The ghost of the Bhopal gas tragedy has come back to haunt the judge whose ruling is being seen as having helped the accused get away with a lightweight two-year sentence.
Criticised for diluting the charges against the accused Union Carbide officials so that they could be tried on a lesser charge of causing death due to negligence, former Chief Justice of India A.M. Ahmadi had said on Tuesday — a day after the verdict — that those unhappy with his 1996 decision could have got it reviewed.
HT has learnt a review petition was filed, which Ahmadi himself dismissed on March 10, 1997, a fortnight before he retired.
When this was pointed out to him, he retorted: “One person says he filed a review; thousands of such petitions come before the court. How do you expect me to remember a particular petition?”
Ahmadi is also the lifetime head of the Bhopal Memorial Hospital Trust, built from money provided by Union Carbide on the Supreme Court’s orders.
Asked about the conflict of interest allegations against him on this count, Ahmadi said he was ready to quit.

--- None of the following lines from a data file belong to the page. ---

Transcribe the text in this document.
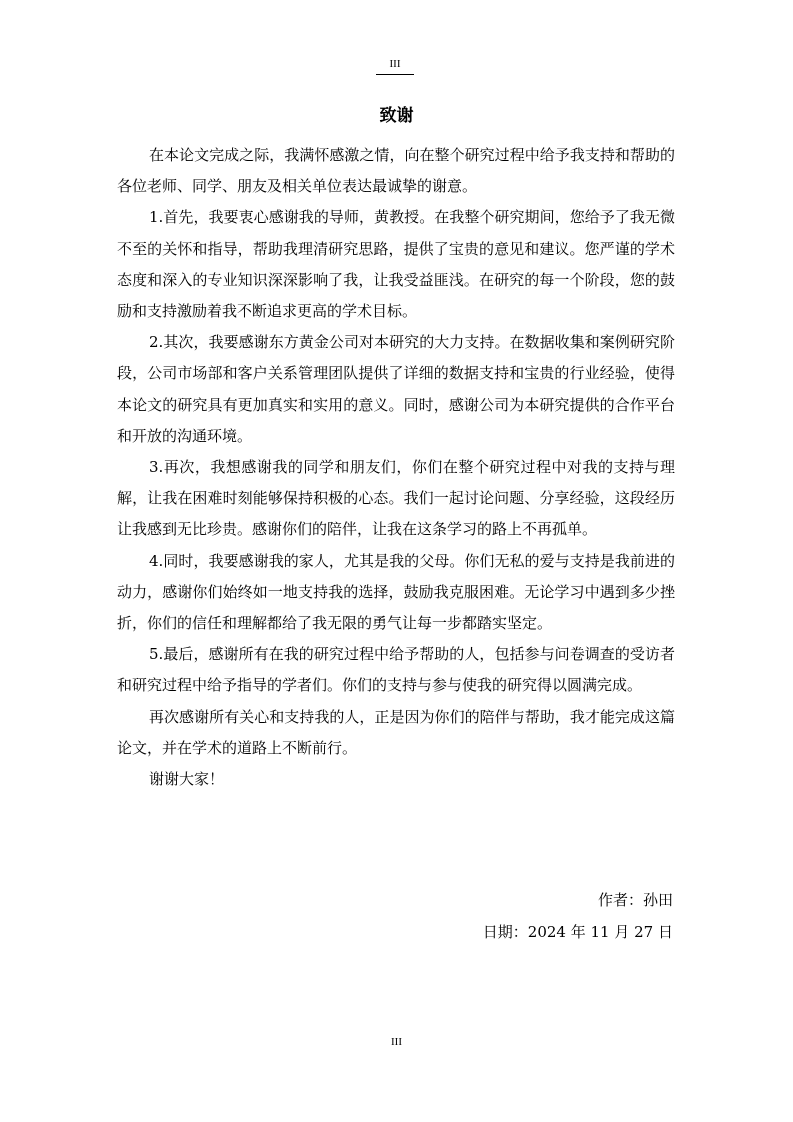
III
致谢

在本论文完成之际，我满怀感激之情，向在整个研究过程中给予我支持和帮助的各位老师、同学、朋友及相关单位表达最诚挚的谢意。

1.首先，我要衷心感谢我的导师，黄教授。在我整个研究期间，您给予了我无微不至的关怀和指导，帮助我理清研究思路，提供了宝贵的意见和建议。您严谨的学术态度和深入的专业知识深深影响了我，让我受益匪浅。在研究的每一个阶段，您的鼓励和支持激励着我不断追求更高的学术目标。

2.其次，我要感谢东方黄金公司对本研究的大力支持。在数据收集和案例研究阶段，公司市场部和客户关系管理团队提供了详细的数据支持和宝贵的行业经验，使得本论文的研究具有更加真实和实用的意义。同时，感谢公司为本研究提供的合作平台和开放的沟通环境。

3.再次，我想感谢我的同学和朋友们，你们在整个研究过程中对我的支持与理解，让我在困难时刻能够保持积极的心态。我们一起讨论问题、分享经验，这段经历让我感到无比珍贵。感谢你们的陪伴，让我在这条学习的路上不再孤单。

4.同时，我要感谢我的家人，尤其是我的父母。你们无私的爱与支持是我前进的动力，感谢你们始终如一地支持我的选择，鼓励我克服困难。无论学习中遇到多少挫折，你们的信任和理解都给了我无限的勇气让每一步都踏实坚定。

5.最后，感谢所有在我的研究过程中给予帮助的人，包括参与问卷调查的受访者和研究过程中给予指导的学者们。你们的支持与参与使我的研究得以圆满完成。

再次感谢所有关心和支持我的人，正是因为你们的陪伴与帮助，我才能完成这篇论文，并在学术的道路上不断前行。

谢谢大家！

作者：孙田
日期：2024 年 11 月 27 日
III
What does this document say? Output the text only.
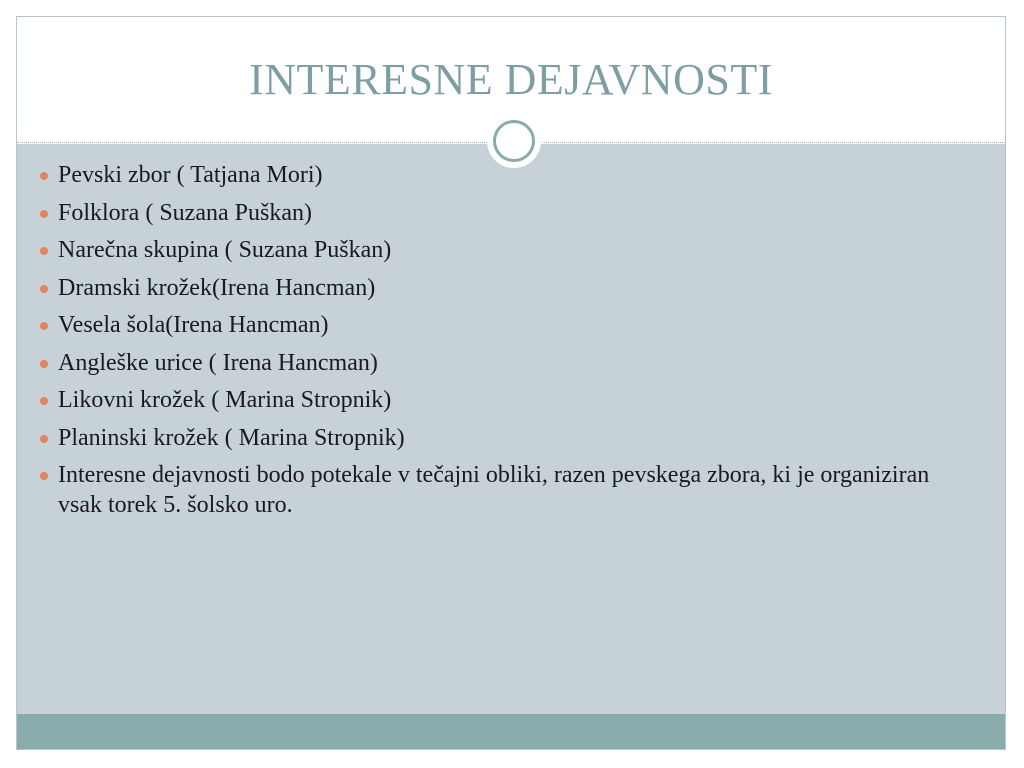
INTERESNE DEJAVNOSTI
Pevski zbor ( Tatjana Mori)
Folklora ( Suzana Puškan)
Narečna skupina ( Suzana Puškan)
Dramski krožek(Irena Hancman)
Vesela šola(Irena Hancman)
Angleške urice ( Irena Hancman)
Likovni krožek ( Marina Stropnik)
Planinski krožek ( Marina Stropnik)
Interesne dejavnosti bodo potekale v tečajni obliki, razen pevskega zbora, ki je organiziran vsak torek 5. šolsko uro.
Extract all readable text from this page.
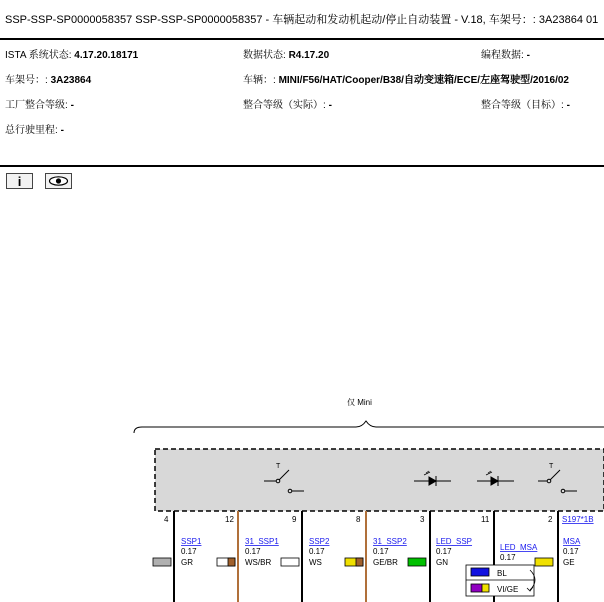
SSP-SSP-SP0000058357 SSP-SSP-SP0000058357 - 车辆起动和发动机起动/停止自动装置 - V.18, 车架号：: 3A23864 01
ISTA 系统状态: 4.17.20.18171	数据状态: R4.17.20	编程数据: -
车架号：: 3A23864	车辆：: MINI/F56/HAT/Cooper/B38/自动变速箱/ECE/左座驾驶型/2016/02
工厂整合等级: -	整合等级（实际）: -	整合等级（目标）: -
总行驶里程: -
i
仅 Mini
T	T
4	12	9	8	3	11	2 S197*1B
SSP1
0.17
GR
31_SSP1
0.17
WS/BR
SSP2
0.17
WS
31_SSP2
0.17
GE/BR
LED_SSP
0.17
GN
LED_MSA
0.17
BL
VI/GE
MSA
0.17
GE
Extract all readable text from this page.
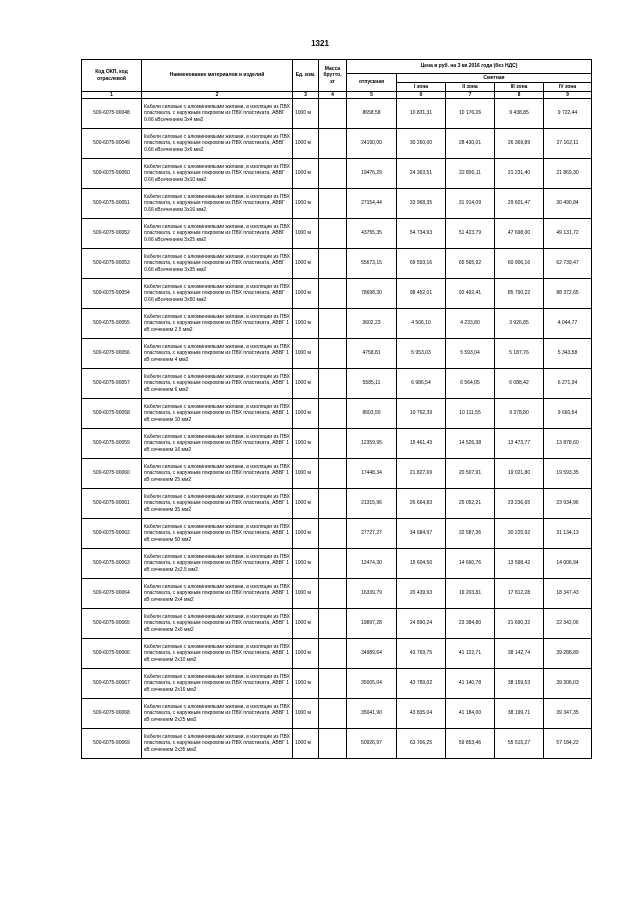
1321
Код ОКП, код отраслевой	Наименование материалов и изделий	Ед. изм.	Масса брутто, кг	Цена в руб. на 3 кв 2016 года (без НДС)				
				отпускная	Сметная			
					I зона	II зона	III зона	IV зона
1	2	3	4	5	6	7	8	9
500-6075-90048	Кабели силовые с алюминиевыми жилами, в изоляции из ПВХ пластиката, с наружным покровом из ПВХ пластиката, АВВГ 0.66 кВсечением 3х4 мм2	1000 м		8658,58	10 831,31	10 176,26	9 438,85	9 722,44
500-6075-90049	Кабели силовые с алюминиевыми жилами, в изоляции из ПВХ пластиката, с наружным покровом из ПВХ пластиката, АВВГ 0.66 кВсечением 3х6 мм2	1000 м		24190,00	30 260,00	28 430,01	26 369,89	27 162,11
500-6075-90050	Кабели силовые с алюминиевыми жилами, в изоляции из ПВХ пластиката, с наружным покровом из ПВХ пластиката, АВВГ 0.66 кВсечением 3х10 мм2	1000 м		19476,29	24 363,51	22 890,11	21 231,40	21 869,30
500-6075-90051	Кабели силовые с алюминиевыми жилами, в изоляции из ПВХ пластиката, с наружным покровом из ПВХ пластиката, АВВГ 0.66 кВсечением 3х16 мм2	1000 м		27154,44	33 968,35	31 914,09	29 601,47	30 490,84
500-6075-90052	Кабели силовые с алюминиевыми жилами, в изоляции из ПВХ пластиката, с наружным покровом из ПВХ пластиката, АВВГ 0.66 кВсечением 3х25 мм2	1000 м		43755,35	54 734,93	51 423,79	47 698,00	49 131,72
500-6075-90053	Кабели силовые с алюминиевыми жилами, в изоляции из ПВХ пластиката, с наружным покровом из ПВХ пластиката, АВВГ 0.66 кВсечением 3х35 мм2	1000 м		55673,15	69 593,16	65 565,92	60 906,16	62 739,47
500-6075-90054	Кабели силовые с алюминиевыми жилами, в изоляции из ПВХ пластиката, с наружным покровом из ПВХ пластиката, АВВГ 0.66 кВсечением 3х50 мм2	1000 м		78698,30	98 452,01	92 492,41	85 790,22	88 372,65
500-6075-90055	Кабели силовые с алюминиевыми жилами, в изоляции из ПВХ пластиката, с наружным покровом из ПВХ пластиката, АВВГ 1 кВ сечением 2.5 мм2	1000 м		3602,23	4 506,10	4 233,80	3 926,85	4 044,77
500-6075-90056	Кабели силовые с алюминиевыми жилами, в изоляции из ПВХ пластиката, с наружным покровом из ПВХ пластиката, АВВГ 1 кВ сечением 4 мм2	1000 м		4758,81	5 953,03	5 593,04	5 187,76	5 343,58
500-6075-90057	Кабели силовые с алюминиевыми жилами, в изоляции из ПВХ пластиката, с наружным покровом из ПВХ пластиката, АВВГ 1 кВ сечением 6 мм2	1000 м		5585,11	6 986,54	6 564,05	6 088,42	6 271,34
500-6075-90058	Кабели силовые с алюминиевыми жилами, в изоляции из ПВХ пластиката, с наружным покровом из ПВХ пластиката, АВВГ 1 кВ сечением 10 мм2	1000 м		8603,50	10 762,39	10 111,55	9 378,80	9 660,54
500-6075-90059	Кабели силовые с алюминиевыми жилами, в изоляции из ПВХ пластиката, с наружным покровом из ПВХ пластиката, АВВГ 1 кВ сечением 16 мм2	1000 м		12359,95	15 461,43	14 526,38	13 473,77	13 878,60
500-6075-90060	Кабели силовые с алюминиевыми жилами, в изоляции из ПВХ пластиката, с наружным покровом из ПВХ пластиката, АВВГ 1 кВ сечением 25 мм2	1000 м		17448,34	21 827,69	20 507,91	19 021,80	19 593,35
500-6075-90061	Кабели силовые с алюминиевыми жилами, в изоляции из ПВХ пластиката, с наружным покровом из ПВХ пластиката, АВВГ 1 кВ сечением 35 мм2	1000 м		21315,96	26 664,83	25 052,21	23 236,65	23 934,96
500-6075-90062	Кабели силовые с алюминиевыми жилами, в изоляции из ПВХ пластиката, с наружным покровом из ПВХ пластиката, АВВГ 1 кВ сечением 50 мм2	1000 м		27727,27	34 684,97	32 587,36	30 225,92	31 134,13
500-6075-90063	Кабели силовые с алюминиевыми жилами, в изоляции из ПВХ пластиката, с наружным покровом из ПВХ пластиката, АВВГ 1 кВ сечением 2х2.5 мм2	1000 м		12474,30	15 604,50	14 660,76	13 598,42	14 006,94
500-6075-90064	Кабели силовые с алюминиевыми жилами, в изоляции из ПВХ пластиката, с наружным покровом из ПВХ пластиката, АВВГ 1 кВ сечением 2х4 мм2	1000 м		16339,79	20 439,93	19 203,81	17 812,28	18 347,43
500-6075-90065	Кабели силовые с алюминиевыми жилами, в изоляции из ПВХ пластиката, с наружным покровом из ПВХ пластиката, АВВГ 1 кВ сечением 2х6 мм2	1000 м		19897,28	24 890,24	23 384,80	21 690,32	22 342,06
500-6075-90066	Кабели силовые с алюминиевыми жилами, в изоляции из ПВХ пластиката, с наружным покровом из ПВХ пластиката, АВВГ 1 кВ сечением 2х10 мм2	1000 м		34989,64	43 769,75	41 122,71	38 142,74	39 288,89
500-6075-90067	Кабели силовые с алюминиевыми жилами, в изоляции из ПВХ пластиката, с наружным покровом из ПВХ пластиката, АВВГ 1 кВ сечением 2х16 мм2	1000 м		35005,04	43 789,02	41 140,78	38 159,53	39 306,03
500-6075-90068	Кабели силовые с алюминиевыми жилами, в изоляции из ПВХ пластиката, с наружным покровом из ПВХ пластиката, АВВГ 1 кВ сечением 2х25 мм2	1000 м		35041,90	43 835,04	41 184,00	38 199,71	39 347,35
500-6075-90069	Кабели силовые с алюминиевыми жилами, в изоляции из ПВХ пластиката, с наружным покровом из ПВХ пластиката, АВВГ 1 кВ сечением 2х35 мм2	1000 м		50926,97	63 706,25	59 853,46	55 515,27	57 184,22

“The responsibility was given to me by the Supreme Court. Thrice in the past, I have told the CJIs to relieve me… But what is the conflict of interest, please explain?”
The accused had moved Supreme Court in 1996, 12 years after the industrial disaster, against a CBI chargesheet in a Bhopal court to try them under Section 304-II of the Indian Penal Code — culpable homicide not amounting to murder, which comes with a 10-year jail term.
On September 13 that year, a Supreme Court bench of Justices Ahmadi and S.B. Majumdar ruled that evidence provided by the CBI against the accused was sufficient only to try them under Section 304-A (death due to negligence).
The review petition was filed by an NGO, Bhopal Gas Peedith Sangharsh Sahyog Samiti.
“On November 29, 1996, we filed the review, placing on record more evidence to prove the culpability of Carbide officials, and requested the court to recall its earlier order,” said N.D. Jayaprakash, co-convenor of the organisation.
“To refresh the memory of Justice Ahmadi, let me tell him that on March 10, 1997, he dismissed the petition in a minute in a single-line order,” he added.